The SAGhE Cohort Study
For reasons unknown to me, Ms. Brody did not even mention what is arguably the most important study on growth hormone side-effects in children. I am referring to the Safety and Appropriateness of Growth Hormone Treatments in Europe Consortium (SAGhE). This study started about 10 years ago, and and I think is now completed. Investigators in 8 European countries (Belgium, France, Germany, Italy, Netherlands, Sweden, Switzerland, and the UK participated). Preliminary data suggested increased death rates in young adults who had ben treated with growth hormone injections during childhood.
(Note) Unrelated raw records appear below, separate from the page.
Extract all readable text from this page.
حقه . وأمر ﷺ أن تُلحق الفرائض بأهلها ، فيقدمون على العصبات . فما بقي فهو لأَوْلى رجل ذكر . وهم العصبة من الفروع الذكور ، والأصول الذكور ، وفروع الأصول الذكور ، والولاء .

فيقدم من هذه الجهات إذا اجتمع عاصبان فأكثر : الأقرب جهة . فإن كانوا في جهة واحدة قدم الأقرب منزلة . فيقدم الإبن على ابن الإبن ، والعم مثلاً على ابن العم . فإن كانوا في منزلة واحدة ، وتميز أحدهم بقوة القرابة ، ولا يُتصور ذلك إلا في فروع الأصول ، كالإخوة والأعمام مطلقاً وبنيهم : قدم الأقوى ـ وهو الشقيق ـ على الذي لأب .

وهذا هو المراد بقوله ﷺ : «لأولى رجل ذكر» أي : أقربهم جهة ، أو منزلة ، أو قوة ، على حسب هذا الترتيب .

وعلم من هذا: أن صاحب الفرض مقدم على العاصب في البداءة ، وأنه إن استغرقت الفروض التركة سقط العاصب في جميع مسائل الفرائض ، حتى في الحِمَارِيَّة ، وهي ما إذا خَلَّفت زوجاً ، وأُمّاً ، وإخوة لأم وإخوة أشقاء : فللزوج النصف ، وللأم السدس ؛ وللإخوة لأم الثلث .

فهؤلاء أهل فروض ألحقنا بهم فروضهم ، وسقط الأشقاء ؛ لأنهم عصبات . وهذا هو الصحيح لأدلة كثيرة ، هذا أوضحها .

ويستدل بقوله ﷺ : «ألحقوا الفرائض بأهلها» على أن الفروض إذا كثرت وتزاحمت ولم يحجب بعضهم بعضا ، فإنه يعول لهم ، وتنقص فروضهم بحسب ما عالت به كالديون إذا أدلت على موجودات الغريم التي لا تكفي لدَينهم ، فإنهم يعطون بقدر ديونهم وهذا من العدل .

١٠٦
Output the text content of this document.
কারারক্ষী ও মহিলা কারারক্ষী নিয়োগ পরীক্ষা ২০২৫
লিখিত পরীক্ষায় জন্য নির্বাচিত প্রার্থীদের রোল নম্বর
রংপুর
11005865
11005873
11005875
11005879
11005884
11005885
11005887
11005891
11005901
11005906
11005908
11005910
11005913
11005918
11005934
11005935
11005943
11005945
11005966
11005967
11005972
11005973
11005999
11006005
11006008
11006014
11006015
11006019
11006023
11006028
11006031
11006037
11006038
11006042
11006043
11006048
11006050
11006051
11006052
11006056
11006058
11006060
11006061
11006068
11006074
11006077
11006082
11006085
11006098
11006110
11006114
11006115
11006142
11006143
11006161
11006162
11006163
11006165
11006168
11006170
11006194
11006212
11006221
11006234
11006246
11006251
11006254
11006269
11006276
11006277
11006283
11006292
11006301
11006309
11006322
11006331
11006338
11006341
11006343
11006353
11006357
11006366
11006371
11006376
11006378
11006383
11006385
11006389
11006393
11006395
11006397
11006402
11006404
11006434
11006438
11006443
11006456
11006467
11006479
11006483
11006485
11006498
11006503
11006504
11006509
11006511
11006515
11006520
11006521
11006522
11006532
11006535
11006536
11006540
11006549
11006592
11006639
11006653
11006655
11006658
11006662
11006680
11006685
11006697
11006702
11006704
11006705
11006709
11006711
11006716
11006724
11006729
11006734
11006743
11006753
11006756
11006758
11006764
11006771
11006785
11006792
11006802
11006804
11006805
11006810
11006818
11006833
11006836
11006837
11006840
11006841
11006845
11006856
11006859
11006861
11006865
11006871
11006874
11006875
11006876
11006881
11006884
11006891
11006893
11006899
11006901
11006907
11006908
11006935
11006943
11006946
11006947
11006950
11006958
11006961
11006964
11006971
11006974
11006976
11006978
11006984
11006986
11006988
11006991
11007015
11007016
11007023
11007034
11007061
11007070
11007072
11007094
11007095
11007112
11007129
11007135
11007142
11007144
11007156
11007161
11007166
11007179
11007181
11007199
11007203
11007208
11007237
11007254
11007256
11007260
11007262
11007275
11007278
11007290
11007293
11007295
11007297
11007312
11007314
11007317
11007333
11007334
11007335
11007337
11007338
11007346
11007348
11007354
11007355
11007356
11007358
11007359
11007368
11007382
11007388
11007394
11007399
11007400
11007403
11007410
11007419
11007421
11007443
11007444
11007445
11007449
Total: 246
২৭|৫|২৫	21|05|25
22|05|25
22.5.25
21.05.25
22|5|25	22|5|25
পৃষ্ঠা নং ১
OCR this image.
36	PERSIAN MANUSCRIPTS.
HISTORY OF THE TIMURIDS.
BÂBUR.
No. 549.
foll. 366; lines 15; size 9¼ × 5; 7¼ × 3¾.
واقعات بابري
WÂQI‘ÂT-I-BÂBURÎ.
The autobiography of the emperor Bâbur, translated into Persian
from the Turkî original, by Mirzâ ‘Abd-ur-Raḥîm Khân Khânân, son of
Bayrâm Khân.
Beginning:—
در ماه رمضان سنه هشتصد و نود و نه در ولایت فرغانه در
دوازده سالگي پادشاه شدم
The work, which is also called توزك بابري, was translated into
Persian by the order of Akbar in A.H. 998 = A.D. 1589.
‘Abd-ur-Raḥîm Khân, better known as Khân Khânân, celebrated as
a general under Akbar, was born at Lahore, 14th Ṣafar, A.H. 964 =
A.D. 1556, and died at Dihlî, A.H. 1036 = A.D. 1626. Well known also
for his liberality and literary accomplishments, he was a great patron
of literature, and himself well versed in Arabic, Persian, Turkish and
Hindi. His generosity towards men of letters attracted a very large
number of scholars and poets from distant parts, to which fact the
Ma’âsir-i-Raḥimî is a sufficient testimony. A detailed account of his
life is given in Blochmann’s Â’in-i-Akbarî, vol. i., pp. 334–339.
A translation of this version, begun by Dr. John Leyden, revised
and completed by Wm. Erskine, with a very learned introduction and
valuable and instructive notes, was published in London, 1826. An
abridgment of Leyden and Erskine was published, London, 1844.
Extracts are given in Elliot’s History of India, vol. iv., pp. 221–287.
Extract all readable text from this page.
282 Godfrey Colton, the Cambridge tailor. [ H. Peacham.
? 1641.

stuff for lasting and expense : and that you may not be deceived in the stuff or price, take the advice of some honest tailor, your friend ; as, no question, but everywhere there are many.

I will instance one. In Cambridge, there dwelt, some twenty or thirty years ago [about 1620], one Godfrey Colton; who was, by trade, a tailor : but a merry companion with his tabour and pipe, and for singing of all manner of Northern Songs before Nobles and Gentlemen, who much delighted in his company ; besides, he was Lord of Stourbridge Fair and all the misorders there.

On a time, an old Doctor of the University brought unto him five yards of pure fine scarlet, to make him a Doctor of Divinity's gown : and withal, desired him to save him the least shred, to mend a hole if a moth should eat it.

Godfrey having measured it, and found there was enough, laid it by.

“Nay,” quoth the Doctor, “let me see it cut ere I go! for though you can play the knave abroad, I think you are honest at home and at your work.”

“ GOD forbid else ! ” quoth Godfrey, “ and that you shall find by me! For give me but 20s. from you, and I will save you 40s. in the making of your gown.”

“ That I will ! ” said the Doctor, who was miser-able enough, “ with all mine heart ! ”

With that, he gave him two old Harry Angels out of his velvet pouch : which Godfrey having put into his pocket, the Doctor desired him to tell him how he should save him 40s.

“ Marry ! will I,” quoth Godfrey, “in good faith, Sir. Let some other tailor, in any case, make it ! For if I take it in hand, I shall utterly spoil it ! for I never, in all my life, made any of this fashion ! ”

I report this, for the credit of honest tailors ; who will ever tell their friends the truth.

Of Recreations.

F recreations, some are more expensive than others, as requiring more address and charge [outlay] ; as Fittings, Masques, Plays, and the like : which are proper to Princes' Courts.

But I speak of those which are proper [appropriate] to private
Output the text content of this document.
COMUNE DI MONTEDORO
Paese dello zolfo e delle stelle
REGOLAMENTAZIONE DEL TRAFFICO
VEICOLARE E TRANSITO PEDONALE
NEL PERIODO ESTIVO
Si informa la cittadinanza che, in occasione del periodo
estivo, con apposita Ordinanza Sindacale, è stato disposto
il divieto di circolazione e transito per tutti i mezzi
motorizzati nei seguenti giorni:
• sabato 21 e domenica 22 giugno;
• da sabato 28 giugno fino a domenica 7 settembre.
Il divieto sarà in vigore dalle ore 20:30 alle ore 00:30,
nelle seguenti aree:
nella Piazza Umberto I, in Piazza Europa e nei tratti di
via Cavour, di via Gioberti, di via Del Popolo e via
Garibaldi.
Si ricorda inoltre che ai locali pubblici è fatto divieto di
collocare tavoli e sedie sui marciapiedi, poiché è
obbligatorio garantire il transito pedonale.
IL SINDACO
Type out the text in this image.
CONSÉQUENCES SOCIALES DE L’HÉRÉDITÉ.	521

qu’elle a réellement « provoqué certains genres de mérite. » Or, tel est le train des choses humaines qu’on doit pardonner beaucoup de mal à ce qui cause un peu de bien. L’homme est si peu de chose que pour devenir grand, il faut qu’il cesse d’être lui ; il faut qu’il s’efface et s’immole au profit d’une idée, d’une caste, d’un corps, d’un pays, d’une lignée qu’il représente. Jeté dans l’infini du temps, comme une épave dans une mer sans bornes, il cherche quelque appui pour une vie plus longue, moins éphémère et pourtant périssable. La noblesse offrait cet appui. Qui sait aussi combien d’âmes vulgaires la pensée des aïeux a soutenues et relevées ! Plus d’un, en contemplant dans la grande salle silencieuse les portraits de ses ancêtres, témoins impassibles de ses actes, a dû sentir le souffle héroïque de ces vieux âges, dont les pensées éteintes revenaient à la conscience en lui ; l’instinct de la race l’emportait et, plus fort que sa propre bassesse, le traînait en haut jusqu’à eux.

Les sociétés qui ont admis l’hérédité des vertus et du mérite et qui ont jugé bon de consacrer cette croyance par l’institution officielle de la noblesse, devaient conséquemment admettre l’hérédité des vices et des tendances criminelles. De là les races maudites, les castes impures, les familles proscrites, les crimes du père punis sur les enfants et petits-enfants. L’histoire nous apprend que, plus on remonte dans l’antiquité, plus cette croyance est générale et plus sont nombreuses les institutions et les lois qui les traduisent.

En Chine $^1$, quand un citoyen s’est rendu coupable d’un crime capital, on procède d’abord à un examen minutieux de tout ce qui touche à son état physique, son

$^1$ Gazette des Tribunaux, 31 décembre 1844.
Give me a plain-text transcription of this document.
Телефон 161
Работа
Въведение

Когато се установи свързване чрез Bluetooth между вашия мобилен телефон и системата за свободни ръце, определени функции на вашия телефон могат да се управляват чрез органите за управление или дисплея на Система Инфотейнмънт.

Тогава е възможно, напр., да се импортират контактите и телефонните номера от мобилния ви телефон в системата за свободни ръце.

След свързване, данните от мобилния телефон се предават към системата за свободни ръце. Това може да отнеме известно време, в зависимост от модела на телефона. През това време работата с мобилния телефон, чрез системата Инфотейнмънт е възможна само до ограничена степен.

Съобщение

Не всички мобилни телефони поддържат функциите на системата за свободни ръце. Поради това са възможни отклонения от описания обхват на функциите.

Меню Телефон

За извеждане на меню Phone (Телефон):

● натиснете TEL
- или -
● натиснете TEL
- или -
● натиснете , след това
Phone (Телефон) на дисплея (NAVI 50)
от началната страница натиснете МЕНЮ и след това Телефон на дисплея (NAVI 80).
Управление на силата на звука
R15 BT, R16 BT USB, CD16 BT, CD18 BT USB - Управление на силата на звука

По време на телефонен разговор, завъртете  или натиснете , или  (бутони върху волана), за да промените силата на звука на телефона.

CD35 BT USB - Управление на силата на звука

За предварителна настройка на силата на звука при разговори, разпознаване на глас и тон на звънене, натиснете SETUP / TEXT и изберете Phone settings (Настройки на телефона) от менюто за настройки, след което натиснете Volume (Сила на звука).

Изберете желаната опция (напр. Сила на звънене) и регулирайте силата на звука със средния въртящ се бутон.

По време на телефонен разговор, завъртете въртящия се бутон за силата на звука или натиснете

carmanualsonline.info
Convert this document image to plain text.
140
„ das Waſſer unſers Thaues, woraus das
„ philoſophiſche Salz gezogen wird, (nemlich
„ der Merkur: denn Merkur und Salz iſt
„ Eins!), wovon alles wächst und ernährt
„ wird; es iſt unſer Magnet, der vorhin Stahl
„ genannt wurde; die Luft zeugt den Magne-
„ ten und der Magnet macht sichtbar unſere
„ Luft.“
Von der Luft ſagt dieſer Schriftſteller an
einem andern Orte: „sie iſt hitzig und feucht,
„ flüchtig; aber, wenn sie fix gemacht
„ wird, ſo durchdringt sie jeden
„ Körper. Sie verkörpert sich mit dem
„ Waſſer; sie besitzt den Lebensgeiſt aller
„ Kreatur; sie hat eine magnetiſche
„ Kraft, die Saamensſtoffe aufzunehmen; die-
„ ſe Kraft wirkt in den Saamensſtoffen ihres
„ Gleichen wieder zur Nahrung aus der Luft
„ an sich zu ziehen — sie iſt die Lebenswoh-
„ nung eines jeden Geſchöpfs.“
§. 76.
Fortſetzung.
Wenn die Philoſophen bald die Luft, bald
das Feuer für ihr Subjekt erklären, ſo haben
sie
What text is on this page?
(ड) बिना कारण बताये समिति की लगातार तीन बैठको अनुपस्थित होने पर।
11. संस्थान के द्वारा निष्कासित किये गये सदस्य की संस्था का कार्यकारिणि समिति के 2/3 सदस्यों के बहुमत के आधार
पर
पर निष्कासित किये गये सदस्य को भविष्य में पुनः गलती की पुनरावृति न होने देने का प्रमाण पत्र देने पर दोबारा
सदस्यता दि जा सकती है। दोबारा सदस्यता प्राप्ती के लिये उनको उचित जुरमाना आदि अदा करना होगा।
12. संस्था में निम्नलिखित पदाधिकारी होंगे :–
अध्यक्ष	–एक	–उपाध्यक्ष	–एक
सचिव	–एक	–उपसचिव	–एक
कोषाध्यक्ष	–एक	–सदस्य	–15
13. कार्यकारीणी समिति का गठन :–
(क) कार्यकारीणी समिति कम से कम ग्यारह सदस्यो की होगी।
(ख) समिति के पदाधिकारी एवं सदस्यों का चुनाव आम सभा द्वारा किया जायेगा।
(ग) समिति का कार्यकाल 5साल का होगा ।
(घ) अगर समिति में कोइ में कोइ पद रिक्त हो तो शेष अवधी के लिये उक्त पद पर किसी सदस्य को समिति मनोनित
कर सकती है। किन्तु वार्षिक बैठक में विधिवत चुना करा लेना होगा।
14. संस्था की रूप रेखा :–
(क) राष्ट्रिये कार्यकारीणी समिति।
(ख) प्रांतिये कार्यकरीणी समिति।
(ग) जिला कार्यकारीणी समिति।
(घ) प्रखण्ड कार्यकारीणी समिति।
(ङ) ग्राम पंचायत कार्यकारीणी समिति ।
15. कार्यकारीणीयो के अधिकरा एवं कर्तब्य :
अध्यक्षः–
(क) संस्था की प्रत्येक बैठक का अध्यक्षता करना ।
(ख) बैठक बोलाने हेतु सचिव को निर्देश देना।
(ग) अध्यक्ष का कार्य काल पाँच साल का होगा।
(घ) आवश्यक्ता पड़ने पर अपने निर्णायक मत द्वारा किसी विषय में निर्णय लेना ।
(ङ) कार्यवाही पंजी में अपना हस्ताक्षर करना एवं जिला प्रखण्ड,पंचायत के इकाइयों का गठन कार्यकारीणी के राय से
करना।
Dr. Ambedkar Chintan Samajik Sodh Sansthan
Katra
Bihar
But, now after analyzing data from 24,232 patients, including greater than 400,000 patient-years of follow-up, the investigators have concluded that patients with isolated growth hormone deficiency and those with ISS did not show any adverse health outcomes compared to individuals not treated with growth hormone. The investigators did find a slight increase in adverse health outcomes in patients treated with growth hormone injections, if the indication for growth hormone injections was children born small for gestational age (Savenduhl, L et al: The Lancet 2020;8:683-698).
The Bottom Line
In my opinion, it comes down to risk versus benefit when one considers treating a child with growth hormone injections (the same for any medical intervention). Growth hormone deficiency is a disease, and in most cases treatment is appropriate. But, ISS is a made-up term to describe children who are not known to be short from any specific medical condition. It is certainly reassuring from the SAGhE data that prescribing growth hormone injections in children with ISS (those who meet the FDA criteria for use of growth hormone injections in ISS) is very likely safe in the long run. It is, however, still unclear if such treatment is appropriate, So I do agree with Ms. Brody’s conclusion, but for different reasons.